In some embodiments of any one of the methods disclosed herein, the reference genomic sequence can be at least a portion of a reference genome of a selected individual, such as a healthy individual or the subject of any of the methods as disclosed herein.

In some cases, the reference genomic sequence can be derived from an individual who is not the subject (e.g., a healthy control individual). Alternatively, in some cases, the reference genomic sequence can be derived from a sample of the subject. In some examples, the sample can be a healthy sample of the subject. The healthy sample of the subject can be any subject cell that is healthy, e.g., a healthy leukocyte. By comparing sequencing data of the plurality of cell-free nucleic acid molecules (e.g., cfDNA molecules) of the subject against at least a portion of the genomic sequence of a healthy cell of the same subject, one or more cell-free nucleic acid molecules that comprise the plurality of phased variants can be identified and analyzed, as disclosed herein. In some examples, the sample can be a diseased sample of the subject, such as a diseased cell (e.g., a tumor cell) or a solid tumor. The reference genomic sequence can be obtained from sequencing at least a portion of a diseased cell of the subject or from sequencing a plurality of cell-free nucleic acid molecules obtained from the solid tumor of the subject. Once the subject is diagnosed to have a particular condition (e.g., a disease), the reference genomic sequence of the subject that comprises the plurality of phased variants can be used to determine whether the subject still exhibits the same phased variants at future time points. In this context, any new phased variants identified between the “diseased” reference genomic sequence of the subject and new cell-free nucleic acid molecules obtained or derived from the subject can indicate a reduced degree of aberrant somatic hypermutation in particular genomic loci (e.g., at least a partial remission).

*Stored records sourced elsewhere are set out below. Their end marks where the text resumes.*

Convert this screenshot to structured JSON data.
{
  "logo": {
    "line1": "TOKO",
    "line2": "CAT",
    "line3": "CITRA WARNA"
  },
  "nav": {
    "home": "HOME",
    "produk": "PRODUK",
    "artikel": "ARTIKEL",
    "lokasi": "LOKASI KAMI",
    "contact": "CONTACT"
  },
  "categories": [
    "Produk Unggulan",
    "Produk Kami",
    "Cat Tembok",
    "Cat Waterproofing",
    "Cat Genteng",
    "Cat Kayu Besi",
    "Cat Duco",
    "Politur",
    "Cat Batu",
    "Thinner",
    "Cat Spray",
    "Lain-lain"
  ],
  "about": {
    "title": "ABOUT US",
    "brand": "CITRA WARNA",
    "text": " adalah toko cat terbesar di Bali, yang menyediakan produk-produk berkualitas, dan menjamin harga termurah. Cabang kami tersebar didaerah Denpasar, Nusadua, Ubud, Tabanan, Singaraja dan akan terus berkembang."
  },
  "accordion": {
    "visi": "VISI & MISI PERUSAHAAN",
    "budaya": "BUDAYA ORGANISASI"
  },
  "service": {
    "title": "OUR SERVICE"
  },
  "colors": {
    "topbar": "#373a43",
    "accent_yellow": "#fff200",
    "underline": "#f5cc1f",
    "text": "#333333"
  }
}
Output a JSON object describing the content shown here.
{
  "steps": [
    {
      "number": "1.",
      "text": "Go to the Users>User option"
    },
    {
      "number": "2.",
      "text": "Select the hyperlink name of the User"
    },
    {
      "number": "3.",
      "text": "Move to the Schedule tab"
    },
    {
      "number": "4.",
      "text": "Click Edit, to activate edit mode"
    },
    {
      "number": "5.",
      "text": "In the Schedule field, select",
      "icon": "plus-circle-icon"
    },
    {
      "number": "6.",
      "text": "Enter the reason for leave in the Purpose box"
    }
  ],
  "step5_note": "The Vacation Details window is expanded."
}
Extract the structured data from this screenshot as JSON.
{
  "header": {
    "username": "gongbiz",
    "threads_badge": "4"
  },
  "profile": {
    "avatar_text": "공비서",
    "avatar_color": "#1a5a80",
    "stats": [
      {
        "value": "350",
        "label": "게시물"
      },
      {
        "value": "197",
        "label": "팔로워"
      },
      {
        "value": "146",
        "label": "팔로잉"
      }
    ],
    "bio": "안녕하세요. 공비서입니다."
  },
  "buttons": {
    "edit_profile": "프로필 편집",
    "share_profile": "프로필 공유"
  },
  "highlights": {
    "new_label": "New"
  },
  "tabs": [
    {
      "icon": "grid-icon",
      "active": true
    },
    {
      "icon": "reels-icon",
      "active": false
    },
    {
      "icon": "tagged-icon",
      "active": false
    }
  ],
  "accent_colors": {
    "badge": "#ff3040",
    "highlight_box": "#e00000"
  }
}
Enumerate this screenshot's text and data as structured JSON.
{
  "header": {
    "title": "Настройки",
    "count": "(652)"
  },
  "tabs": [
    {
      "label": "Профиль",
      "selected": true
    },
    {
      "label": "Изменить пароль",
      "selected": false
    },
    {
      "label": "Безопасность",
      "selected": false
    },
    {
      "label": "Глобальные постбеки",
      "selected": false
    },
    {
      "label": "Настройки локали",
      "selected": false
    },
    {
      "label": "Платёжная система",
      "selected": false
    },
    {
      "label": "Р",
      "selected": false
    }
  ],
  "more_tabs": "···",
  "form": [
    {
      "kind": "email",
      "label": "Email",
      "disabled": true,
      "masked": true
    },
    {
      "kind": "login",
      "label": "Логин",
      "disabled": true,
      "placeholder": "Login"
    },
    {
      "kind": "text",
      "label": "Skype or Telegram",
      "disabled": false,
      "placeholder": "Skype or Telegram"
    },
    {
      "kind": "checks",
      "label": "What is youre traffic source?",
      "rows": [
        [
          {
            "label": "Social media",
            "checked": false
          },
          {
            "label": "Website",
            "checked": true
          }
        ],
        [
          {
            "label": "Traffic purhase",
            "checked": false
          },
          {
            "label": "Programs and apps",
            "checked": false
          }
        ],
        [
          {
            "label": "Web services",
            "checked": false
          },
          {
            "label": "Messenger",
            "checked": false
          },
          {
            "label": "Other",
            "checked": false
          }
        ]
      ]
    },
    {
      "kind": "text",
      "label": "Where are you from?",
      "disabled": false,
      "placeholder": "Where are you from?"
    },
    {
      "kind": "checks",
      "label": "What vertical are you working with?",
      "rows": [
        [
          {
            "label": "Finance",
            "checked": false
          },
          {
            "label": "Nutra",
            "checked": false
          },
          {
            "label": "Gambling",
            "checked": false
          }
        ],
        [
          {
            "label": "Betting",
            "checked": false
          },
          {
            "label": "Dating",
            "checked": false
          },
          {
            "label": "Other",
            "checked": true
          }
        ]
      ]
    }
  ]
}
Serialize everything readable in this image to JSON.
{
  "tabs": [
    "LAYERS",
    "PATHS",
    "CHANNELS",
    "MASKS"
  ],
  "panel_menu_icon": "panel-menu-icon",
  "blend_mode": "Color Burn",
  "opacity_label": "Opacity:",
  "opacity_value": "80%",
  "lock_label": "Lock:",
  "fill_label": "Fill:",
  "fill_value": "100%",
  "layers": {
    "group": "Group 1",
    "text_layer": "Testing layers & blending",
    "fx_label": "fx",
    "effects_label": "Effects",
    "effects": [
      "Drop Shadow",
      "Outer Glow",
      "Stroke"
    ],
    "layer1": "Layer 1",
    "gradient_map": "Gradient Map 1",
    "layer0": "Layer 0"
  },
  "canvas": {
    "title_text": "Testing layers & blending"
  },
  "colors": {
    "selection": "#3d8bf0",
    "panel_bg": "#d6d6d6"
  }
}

In various embodiments, diagnostic scans can be performed for any neoplasm type, including (but not limited to) acute lymphoblastic leukemia (ALL), acute myeloid leukemia (AML), anal cancer, astrocytomas, basal cell carcinoma, bile duct cancer, bladder cancer, breast cancer, Burkitt's lymphoma, cervical cancer, chronic lymphocytic leukemia (CLL) chronic myelogenous leukemia (CML), chronic myeloproliferative neoplasms, colorectal cancer, diffuse large B-cell lymphoma, endometrial cancer, ependymoma, esophageal cancer, esthesioneuroblastoma, Ewing sarcoma, fallopian tube cancer, follicular lymphoma, gallbladder cancer, gastric cancer, gastrointestinal carcinoid tumor, hairy cell leukemia, hepatocellular cancer, Hodgkin lymphoma, hypopharyngeal cancer, Kaposi sarcoma, Kidney cancer, Langerhans cell histiocytosis, laryngeal cancer, leukemia, liver cancer, lung cancer, lymphoma, melanoma, Merkel cell cancer, mesothelioma, mouth cancer, neuroblastoma, non-Hodgkin lymphoma, non-small cell lung cancer, osteosarcoma, ovarian cancer, pancreatic cancer, pancreatic neuroendocrine tumors, pharyngeal cancer, pituitary tumor, prostate cancer, rectal cancer, renal cell cancer, retinoblastoma, skin cancer, small cell lung cancer, small intestine cancer, squamous neck cancer, T-cell lymphoma, testicular cancer, thymoma, thyroid cancer, uterine cancer, vaginal cancer, and vascular tumors.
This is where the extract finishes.